In the samples collected from the susceptible plants, the three most stably expressed genes taking into account the efficiency correction were as follows: CYP28, SPS, and TBP (according to geNorm); TBP, ACT, and SPS (according to BestKeeper); CYP28, SPS, and TBP (according to NormFinder); TBP, ACT, and GAPC (according to ΔCt method); CYP28, SPS, and GAPC (according to RefFinder). Changes in the order of the unstably expressed genes were found in the results obtained from NormFinder (for genes EF1A, UBQ, and UBC), ΔCt (for RPL23A, RCA, and SPS) and RefFinder (for EF1A, UBQ, and RPL23A).

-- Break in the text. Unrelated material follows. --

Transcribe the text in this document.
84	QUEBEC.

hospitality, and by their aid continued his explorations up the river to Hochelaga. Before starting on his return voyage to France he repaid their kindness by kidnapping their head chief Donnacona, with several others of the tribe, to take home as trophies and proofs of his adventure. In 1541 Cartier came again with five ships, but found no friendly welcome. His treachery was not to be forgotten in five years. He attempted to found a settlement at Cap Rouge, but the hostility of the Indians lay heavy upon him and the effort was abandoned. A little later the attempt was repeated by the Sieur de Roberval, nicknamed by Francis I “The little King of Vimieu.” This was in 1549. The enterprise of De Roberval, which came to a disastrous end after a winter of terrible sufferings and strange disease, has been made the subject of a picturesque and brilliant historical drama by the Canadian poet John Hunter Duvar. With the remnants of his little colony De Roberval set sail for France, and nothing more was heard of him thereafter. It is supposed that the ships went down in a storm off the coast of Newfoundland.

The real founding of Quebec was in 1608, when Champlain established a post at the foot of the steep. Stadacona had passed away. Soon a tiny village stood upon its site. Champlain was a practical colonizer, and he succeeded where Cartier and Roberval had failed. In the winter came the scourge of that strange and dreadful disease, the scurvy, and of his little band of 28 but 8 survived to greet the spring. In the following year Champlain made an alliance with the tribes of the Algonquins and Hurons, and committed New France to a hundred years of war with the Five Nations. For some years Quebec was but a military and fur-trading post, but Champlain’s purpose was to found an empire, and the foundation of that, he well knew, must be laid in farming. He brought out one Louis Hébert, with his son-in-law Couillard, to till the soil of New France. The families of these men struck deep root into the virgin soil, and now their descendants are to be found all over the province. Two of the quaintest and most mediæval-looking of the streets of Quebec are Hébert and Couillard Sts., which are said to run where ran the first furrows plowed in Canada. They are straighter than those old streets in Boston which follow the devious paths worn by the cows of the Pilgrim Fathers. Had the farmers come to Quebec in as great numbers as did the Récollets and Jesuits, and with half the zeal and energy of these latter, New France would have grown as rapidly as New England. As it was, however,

The greatest differences in the initial three positions were found in the results obtained for the samples harvested from the resistant plants. The most stably expressed genes after efficiency correction ranked as follows: TBP, ARF1, and ACT (according to geNorm); ACT, TBP, and ARF1 (according to BestKeeper); GAPC, TBP, and CYP28 (according to NormFinder); TBP, GAPC, and UBC (according to ΔCt method); TBP, GAPC, and ACT (according to RefFinder). However, the positions of the most as well as the least stably expressed genes were unaltered in the NormFinder ranking. The unstably expressed genes in the rankings were changed accordingly to the following methods: BestKeeper (EF1A, SPS, and UBQ), ΔCt method (RCA, RPL23A, and EF1A), and RefFinder (EF1A, SPS, and RPL23A).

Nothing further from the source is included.